Accountability Through Action

When asked how developers like himself should be held accountable,  Farooqui answered,

“At the end of the day, it’s about the results… There just isn’t enough execution. There’s a lot of talk. There’s a policy. But there just isn’t enough execution.”

For Farooqui , real credibility comes not from checklists or policies, but from track record. “Execution capability,” he said, is the real metric by which hospitality leaders must be measured.

Capability Over Capital

In the broader African context,Farooqui believes the challenge isn’t lack of money; it’s lack of capability.

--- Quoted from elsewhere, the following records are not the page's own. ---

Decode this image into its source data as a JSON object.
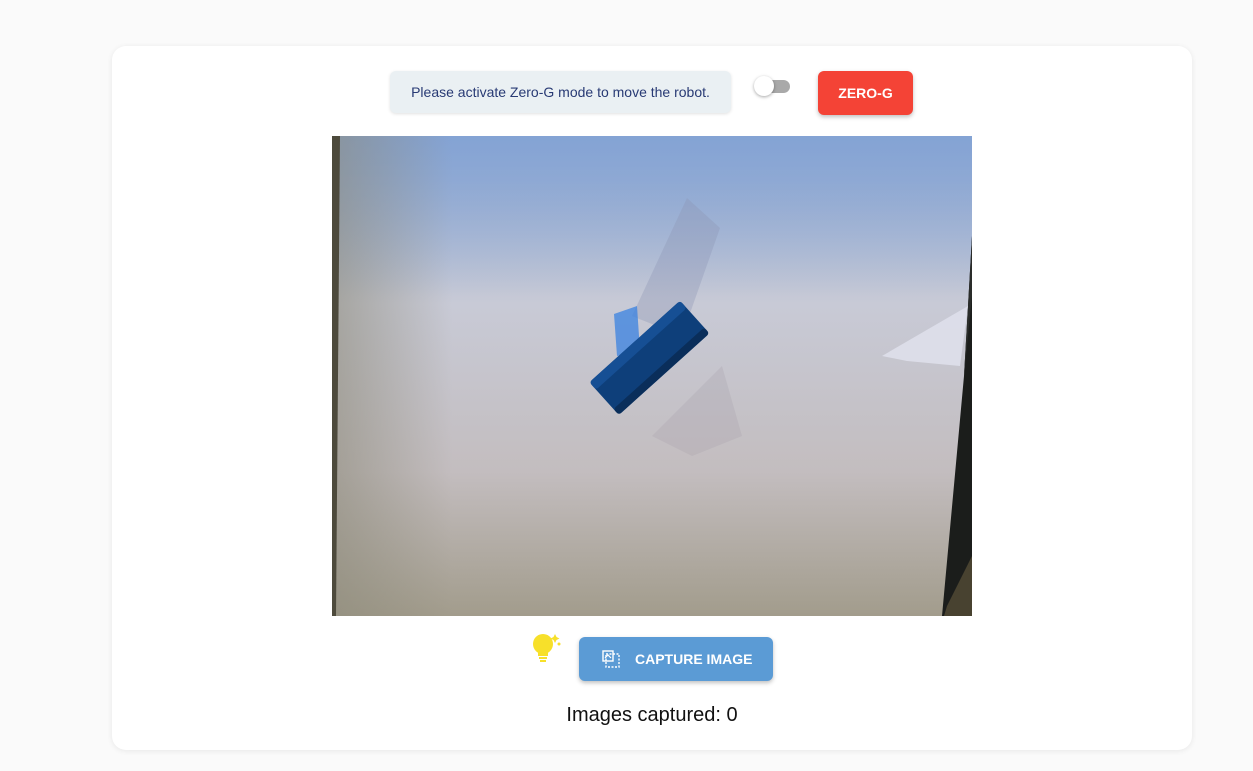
{
  "banner": {
    "text": "Please activate Zero-G mode to move the robot."
  },
  "zero_g_toggle": {
    "checked": false
  },
  "zero_g_button": {
    "label": "ZERO-G",
    "color": "#f44336"
  },
  "camera_feed": {
    "icon": "camera-feed"
  },
  "hint": {
    "icon": "lightbulb-icon",
    "color": "#f7e02a"
  },
  "capture_button": {
    "label": "CAPTURE IMAGE",
    "icon": "capture-icon",
    "color": "#5b9bd5"
  },
  "counter": {
    "label": "Images captured:",
    "value": 0,
    "text": "Images captured: 0"
  }
}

 “A great idea finds money . Money should never be anyone’s challenge.  There’s a serious lack of execution capability.”

He added: “Then you enter the space of will, right? There just isn’t enough of a public sector framework to support that.”

Even in the face of competition: which he welcomes: he says what’s missing is a consistent level of skill and cohesion across the sector.

Hotels as Social Infrastructure

According to  Farooqui ,  hotels are more than commercial assets.

 “Hotels are a vital fabric of countries, societies. We should deem them as social infrastructure,” Farooqui said.

Too often, he argued, authorities treat hospitality as a luxury indulgence, taxing hotels heavily without appreciating their deeper social and economic role.

 “Hotels are platforms for success, where business, where communities come together.  If you look at a hotel P\&L today, there’s still great leakage… cities just claiming rates and taxes and valuing them on the same commercial property scale.”

For true urban renewal, he suggested, governments must offer smarter incentives and reframe hotels as engines of growth . 

“ I think those incentives aren’t there. That incentive will come when I think the government starts to understand that hotels, travel, tourism are important drivers. If you look at other parts of the world, they got it and look at where their economies are today.” 

Lessons from Abroad

When asked which global cities are getting it right,  Hamza Farooqui elaborated ; 

 “Go look at the Kingdom of Saudi Arabia today… It’s exceptional. Go with a story that everyone is deeply familiar with the UAE. Look at how they’ve transformed their cities.”

While both countries had the advantage of capital, their success, he argued, ultimately came down to something Africa often lacks: execution capability.

 “If Africa can take a piece of just getting it done… sitting on the fence and just getting things going, I think we’ll transform and renew the cities.”

The Environmental Question

Maggs didn’t let him off the hook on sustainability either; especially in a climate-stressed country like South Africa.

Faruqi responded; 

 “In the first instance, you’re hoping that the government would have invested in the right infrastructure.  That’s not the case, and that’s not the doing of luxury hospitality.”

Still, he insisted that the economic impact of luxury travellers can be massive.

 “If a luxury traveller comes and spends  $1,000, that’s equivalent to probably 10 select service or full service room. There’s a huge opportunity and value leakage which governments and the ecosystem benefit from.”

Final Call: Service, Not Favour

 Farooqui’s final message was directed at city officials and planners.

 “There needs to be a concept of accessibility and service.  Government is here to serve, right? And if there’s a concept of service; not that they’re doing the private sector a favour: then I think we can really build a very helpful ecosystem.”

In that final statement lies the beating heart of his argument: hospitality, done right, can be a catalyst for economic uplift, cultural revival, and real urban renewal. But only if those with the power to shape cities stop sitting on the fence and start building something real.